Alas, nothing lasts forever. In 1942, the suits at Fox made the decision to can the entire series altogether — leaving the series’ present star, Sidney Toler, without a whole lot to do. Nevertheless, the actor succeeded in purchasing the film rights from Biggers’ widow, and Charlie Chan was soon solving crimes again on the big screen — this time courtesy of Poverty Row studio, Monogram Pictures.
The move to Monogram, though, was not without a few downsides. Budgets were only a fraction of what there was at Fox. Story writers recycled one plot after another (from older Chan films as well as other mysteries). Even the series’ main star, Sidney Toler, wasn’t doing so hot: in the late ‘40s, the star was diagnosed with intestinal cancer.
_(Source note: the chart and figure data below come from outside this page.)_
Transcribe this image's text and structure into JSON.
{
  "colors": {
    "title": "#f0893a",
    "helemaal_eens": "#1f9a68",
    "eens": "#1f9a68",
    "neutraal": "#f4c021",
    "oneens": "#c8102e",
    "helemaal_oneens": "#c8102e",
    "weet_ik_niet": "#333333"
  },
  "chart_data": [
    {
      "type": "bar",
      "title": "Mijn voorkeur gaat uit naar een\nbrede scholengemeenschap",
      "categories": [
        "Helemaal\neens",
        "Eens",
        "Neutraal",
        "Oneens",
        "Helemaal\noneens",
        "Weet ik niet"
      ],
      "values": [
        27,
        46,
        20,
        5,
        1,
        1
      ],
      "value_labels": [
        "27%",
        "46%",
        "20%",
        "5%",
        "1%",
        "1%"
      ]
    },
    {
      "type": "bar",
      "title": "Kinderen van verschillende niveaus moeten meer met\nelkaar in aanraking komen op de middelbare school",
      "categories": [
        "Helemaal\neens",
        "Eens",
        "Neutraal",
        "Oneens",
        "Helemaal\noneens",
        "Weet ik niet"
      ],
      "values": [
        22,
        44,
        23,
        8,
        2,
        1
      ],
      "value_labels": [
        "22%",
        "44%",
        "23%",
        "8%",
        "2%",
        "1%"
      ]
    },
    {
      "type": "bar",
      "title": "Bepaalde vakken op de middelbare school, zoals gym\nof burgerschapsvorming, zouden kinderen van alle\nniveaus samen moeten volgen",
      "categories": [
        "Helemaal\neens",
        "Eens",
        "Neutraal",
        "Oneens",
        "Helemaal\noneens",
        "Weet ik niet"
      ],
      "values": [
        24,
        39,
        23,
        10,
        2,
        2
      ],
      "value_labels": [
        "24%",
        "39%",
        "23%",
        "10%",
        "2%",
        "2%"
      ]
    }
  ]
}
He continued to work anyway, regardless of the fact he had a hard time saying his dialogue comprehensibly or even stand for that matter (many viewers often mistake him for being drunk, when such was not the case).
Sidney Toler passed away in 1947, leaving the door open in the franchise for another actor to fill the shoes. Said shoes were filled by Roland Winters — one of the oddest choices ever to portray an Asian character. Unable to don the make-up appliances to give his eyes that “Asiatic” look (reportedly due to an allergic reaction), the rather tall and husky Winters finished up the Pathé/Universal/Fox/Monogram film legacy in six installments, wherein he walks around with his eyes squinted (!).
Many of the later Monogram-produced theatrical efforts never found their way to home video in the VHS days, particularly the Winters titles. However, with the TCM Spotlight: Charlie Chan Collection, audiences are finally able to see for themselves whether or not Roland Winters was a worthy successor to Sidney Toler (I‘m deliberately leaving Warner Oland out of this review, folks, since none of his entries are included here), in addition to seeing Toler’s final outings (as Chan or anyone else) on film.
TCM Spotlight: Charlie Chan Collection begins with Dark Alibi (1946), with Toler as Chan and his then-regular comic sidekick, the great Mantan Moreland as Birmingham Brown. When a bank is robbed late one night and a guard is murdered, the police arrest Thomas Harley (Edward Earle) — whose fingerprints were found at the scene — as the culprit. Unable to convince a jury of his peers that he was never even at the bank, Harley is sentenced to death. Believing her brother to be innocent of the crime, Harley’s sister, June (Teala Loring), hires Charlie to investigate. Character actor Benson Fong co-stars as Charlie’s Number Three Son, Tommy (neither Fong or the “Number Three Son” character returned).